Heidi: Continuing to use and maintain legacy systems that have not adapted to the new master data results in having one foot in the old world, one in the new world, and a pretty good chance that data will not match between the two systems (especially at aggregate levels). This environment also hinders adoption since the business community will still be using older terms as opposed to the new terms.
Lynne: Loss of executive sponsorship and therefore enthusiasm for master data governance enables the return to the “same old” work methods that create disparate data, multiple versions of the truth, and inconsistent data across the organization.
Marty: This goes back to implementing some best practices and include system performance degradation due to lack of consistent archive/purge process and data duplication, proliferation, and inaccuracies as a result of poorly defined data governance standards and/or lack of data stewards.
Q5. Do you recommend other specific opportunities/projects that necessitate master data cleanup, or does it always need to work hand-in-hand with a systems implementation?
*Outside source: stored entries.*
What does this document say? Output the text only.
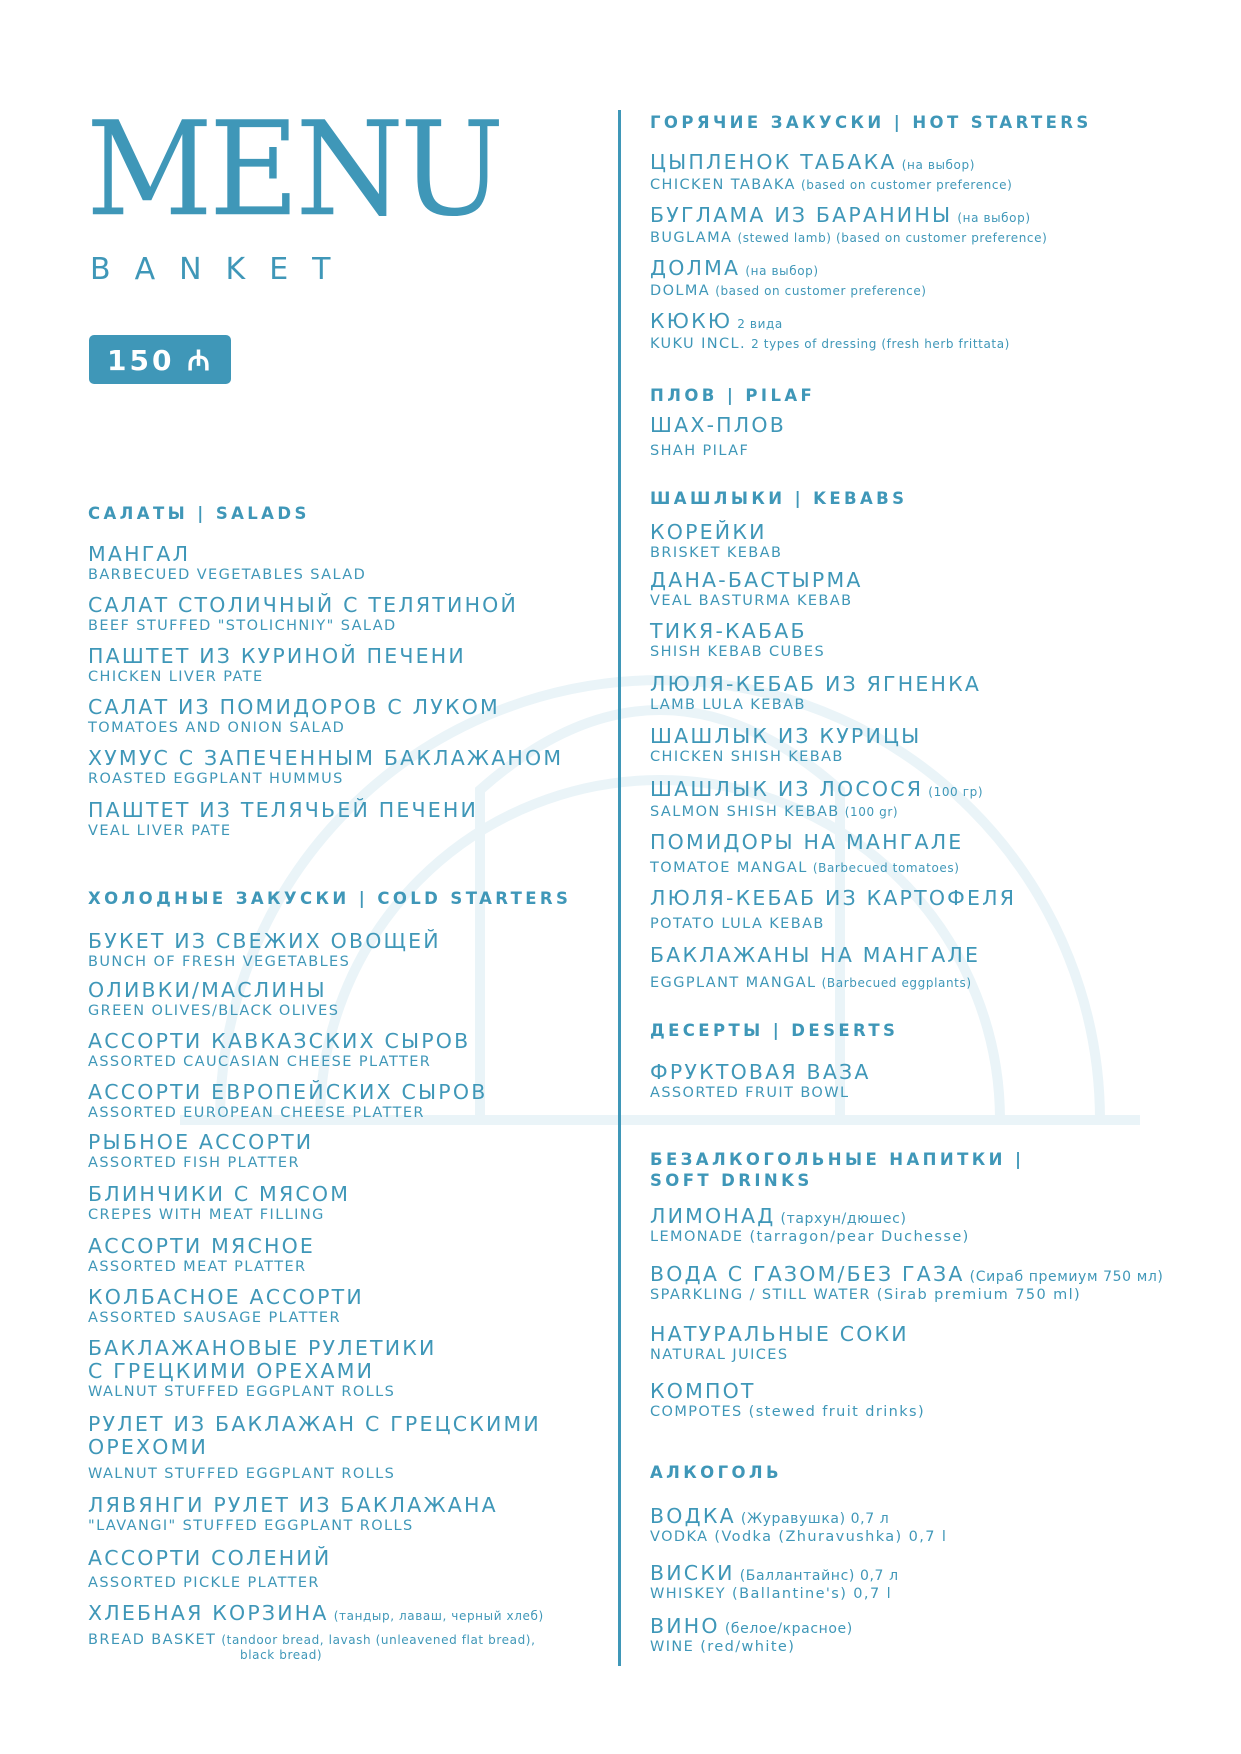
MENU
BANKET
150 ₼
САЛАТЫ | SALADS
МАНГАЛ
BARBECUED VEGETABLES SALAD
САЛАТ СТОЛИЧНЫЙ С ТЕЛЯТИНОЙ
BEEF STUFFED "STOLICHNIY" SALAD
ПАШТЕТ ИЗ КУРИНОЙ ПЕЧЕНИ
CHICKEN LIVER PATE
САЛАТ ИЗ ПОМИДОРОВ С ЛУКОМ
TOMATOES AND ONION SALAD
ХУМУС С ЗАПЕЧЕННЫМ БАКЛАЖАНОМ
ROASTED EGGPLANT HUMMUS
ПАШТЕТ ИЗ ТЕЛЯЧЬЕЙ ПЕЧЕНИ
VEAL LIVER PATE
ХОЛОДНЫЕ ЗАКУСКИ | COLD STARTERS
БУКЕТ ИЗ СВЕЖИХ ОВОЩЕЙ
BUNCH OF FRESH VEGETABLES
ОЛИВКИ/МАСЛИНЫ
GREEN OLIVES/BLACK OLIVES
АССОРТИ КАВКАЗСКИХ СЫРОВ
ASSORTED CAUCASIAN CHEESE PLATTER
АССОРТИ ЕВРОПЕЙСКИХ СЫРОВ
ASSORTED EUROPEAN CHEESE PLATTER
РЫБНОЕ АССОРТИ
ASSORTED FISH PLATTER
БЛИНЧИКИ С МЯСОМ
CREPES WITH MEAT FILLING
АССОРТИ МЯСНОЕ
ASSORTED MEAT PLATTER
КОЛБАСНОЕ АССОРТИ
ASSORTED SAUSAGE PLATTER
БАКЛАЖАНОВЫЕ РУЛЕТИКИ
С ГРЕЦКИМИ ОРЕХАМИ
WALNUT STUFFED EGGPLANT ROLLS
РУЛЕТ ИЗ БАКЛАЖАН С ГРЕЦСКИМИ
ОРЕХОМИ
WALNUT STUFFED EGGPLANT ROLLS
ЛЯВЯНГИ РУЛЕТ ИЗ БАКЛАЖАНА
"LAVANGI" STUFFED EGGPLANT ROLLS
АССОРТИ СОЛЕНИЙ
ASSORTED PICKLE PLATTER
ХЛЕБНАЯ КОРЗИНА (тандыр, лаваш, черный хлеб)
BREAD BASKET (tandoor bread, lavash (unleavened flat bread),
black bread)
ГОРЯЧИЕ ЗАКУСКИ | HOT STARTERS
ЦЫПЛЕНОК ТАБАКА (на выбор)
CHICKEN TABAKA (based on customer preference)
БУГЛАМА ИЗ БАРАНИНЫ (на выбор)
BUGLAMA (stewed lamb) (based on customer preference)
ДОЛМА (на выбор)
DOLMA (based on customer preference)
КЮКЮ 2 вида
KUKU INCL. 2 types of dressing (fresh herb frittata)
ПЛОВ | PILAF
ШАХ-ПЛОВ
SHAH PILAF
ШАШЛЫКИ | KEBABS
КОРЕЙКИ
BRISKET KEBAB
ДАНА-БАСТЫРМА
VEAL BASTURMA KEBAB
ТИКЯ-КАБАБ
SHISH KEBAB CUBES
ЛЮЛЯ-КЕБАБ ИЗ ЯГНЕНКА
LAMB LULA KEBAB
ШАШЛЫК ИЗ КУРИЦЫ
CHICKEN SHISH KEBAB
ШАШЛЫК ИЗ ЛОСОСЯ (100 гр)
SALMON SHISH KEBAB (100 gr)
ПОМИДОРЫ НА МАНГАЛЕ
TOMATOE MANGAL (Barbecued tomatoes)
ЛЮЛЯ-КЕБАБ ИЗ КАРТОФЕЛЯ
POTATO LULA KEBAB
БАКЛАЖАНЫ НА МАНГАЛЕ
EGGPLANT MANGAL (Barbecued eggplants)
ДЕСЕРТЫ | DESERTS
ФРУКТОВАЯ ВАЗА
ASSORTED FRUIT BOWL
БЕЗАЛКОГОЛЬНЫЕ НАПИТКИ |
SOFT DRINKS
ЛИМОНАД (тархун/дюшес)
LEMONADE (tarragon/pear Duchesse)
ВОДА С ГАЗОМ/БЕЗ ГАЗА (Сираб премиум 750 мл)
SPARKLING / STILL WATER (Sirab premium 750 ml)
НАТУРАЛЬНЫЕ СОКИ
NATURAL JUICES
КОМПОТ
COMPOTES (stewed fruit drinks)
АЛКОГОЛЬ
ВОДКА (Журавушка) 0,7 л
VODKA (Vodka (Zhuravushka) 0,7 l
ВИСКИ (Баллантайнс) 0,7 л
WHISKEY (Ballantine's) 0,7 l
ВИНО (белое/красное)
WINE (red/white)
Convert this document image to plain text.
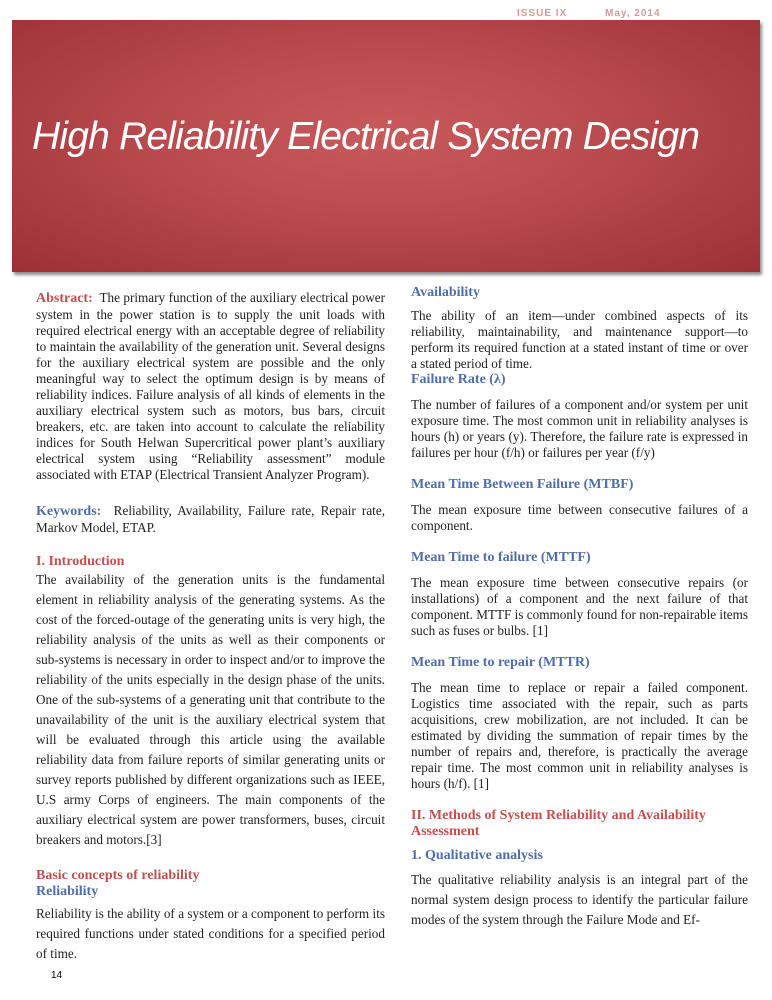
High Reliability Electrical System Design
PGESCo Engineering Magazine	ISSUE IX	May, 2014

Abstract: The primary function of the auxiliary electrical power system in the power station is to supply the unit loads with required electrical energy with an acceptable degree of reliability to maintain the availability of the generation unit. Several designs for the auxiliary electrical system are possible and the only meaningful way to select the optimum design is by means of reliability indices. Failure analysis of all kinds of elements in the auxiliary electrical system such as motors, bus bars, circuit breakers, etc. are taken into account to calculate the reliability indices for South Helwan Supercritical power plant’s auxiliary electrical system using “Reliability assessment” module associated with ETAP (Electrical Transient Analyzer Program).

Keywords: Reliability, Availability, Failure rate, Repair rate, Markov Model, ETAP.

I. Introduction

The availability of the generation units is the fundamental element in reliability analysis of the generating systems. As the cost of the forced-outage of the generating units is very high, the reliability analysis of the units as well as their components or sub-systems is necessary in order to inspect and/or to improve the reliability of the units especially in the design phase of the units. One of the sub-systems of a generating unit that contribute to the unavailability of the unit is the auxiliary electrical system that will be evaluated through this article using the available reliability data from failure reports of similar generating units or survey reports published by different organizations such as IEEE, U.S army Corps of engineers. The main components of the auxiliary electrical system are power transformers, buses, circuit breakers and motors.[3]

Basic concepts of reliability
Reliability

Reliability is the ability of a system or a component to perform its required functions under stated conditions for a specified period of time.

Availability

The ability of an item—under combined aspects of its reliability, maintainability, and maintenance support—to perform its required function at a stated instant of time or over a stated period of time.

Failure Rate (λ)

The number of failures of a component and/or system per unit exposure time. The most common unit in reliability analyses is hours (h) or years (y). Therefore, the failure rate is expressed in failures per hour (f/h) or failures per year (f/y)

Mean Time Between Failure (MTBF)

The mean exposure time between consecutive failures of a component.

Mean Time to failure (MTTF)

The mean exposure time between consecutive repairs (or installations) of a component and the next failure of that component. MTTF is commonly found for non-repairable items such as fuses or bulbs. [1]

Mean Time to repair (MTTR)

The mean time to replace or repair a failed component. Logistics time associated with the repair, such as parts acquisitions, crew mobilization, are not included. It can be estimated by dividing the summation of repair times by the number of repairs and, therefore, is practically the average repair time. The most common unit in reliability analyses is hours (h/f). [1]

II. Methods of System Reliability and Availability Assessment
1. Qualitative analysis

The qualitative reliability analysis is an integral part of the normal system design process to identify the particular failure modes of the system through the Failure Mode and Ef-

14
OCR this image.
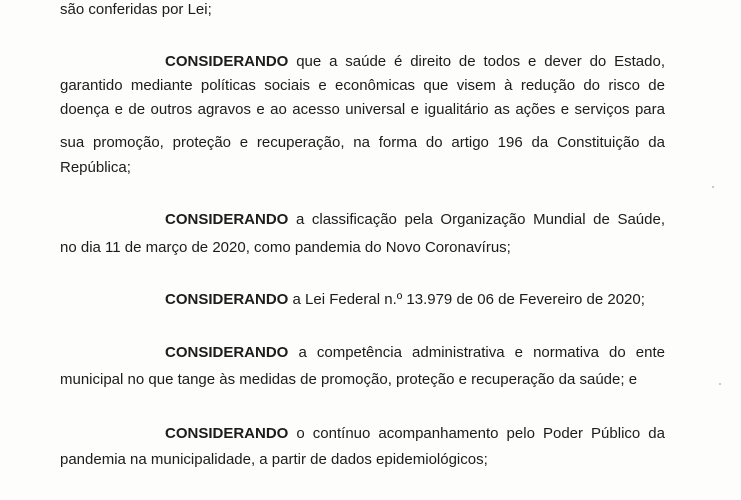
são conferidas por Lei;
CONSIDERANDO que a saúde é direito de todos e dever do Estado,
garantido mediante políticas sociais e econômicas que visem à redução do risco de
doença e de outros agravos e ao acesso universal e igualitário as ações e serviços para
sua promoção, proteção e recuperação, na forma do artigo 196 da Constituição da
República;
CONSIDERANDO a classificação pela Organização Mundial de Saúde,
no dia 11 de março de 2020, como pandemia do Novo Coronavírus;
CONSIDERANDO a Lei Federal n.º 13.979 de 06 de Fevereiro de 2020;
CONSIDERANDO a competência administrativa e normativa do ente
municipal no que tange às medidas de promoção, proteção e recuperação da saúde; e
CONSIDERANDO o contínuo acompanhamento pelo Poder Público da
pandemia na municipalidade, a partir de dados epidemiológicos;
Is it ever a standalone initiative?
Heidi: It actually can be a standalone initiative. If no guardrails have been in place, data definition can be highly inconsistent, often resulting in the business relying on faulty information for decision-making. A thorough data cleansing can provide consistency to an organization before a systems implementation takes place. It is time consuming (and can be painful) but will benefit in the transition to a new environment, as well as continuing use of existing systems.
Lynne: Yes, it can be a standalone activity used to prepare for future initiatives such as an ERP implementation, planning and allocation implementation, or BI/analytics implementation. However, generally speaking, MDM by itself, does not drive revenue or increase efficiencies enough without a system implementation that delivers ROI. Regardless, it is important to establish master data governance and management to ensure ongoing focus and progress across the organization, channels, and functional areas. Using the same set of foundational data speeds decision-making and the ability to quickly address business challenges.
Marty: Any new system upgrade/implementation should start with a data review whether or not it is an MDM implementation. Consistent archive/purge processes should be executed at least annually if not quarterly. Many times, report standardization (core reporting) necessitates a data review/cleanup as reporting and analysis becomes more and more critical to run a successful and profitable business.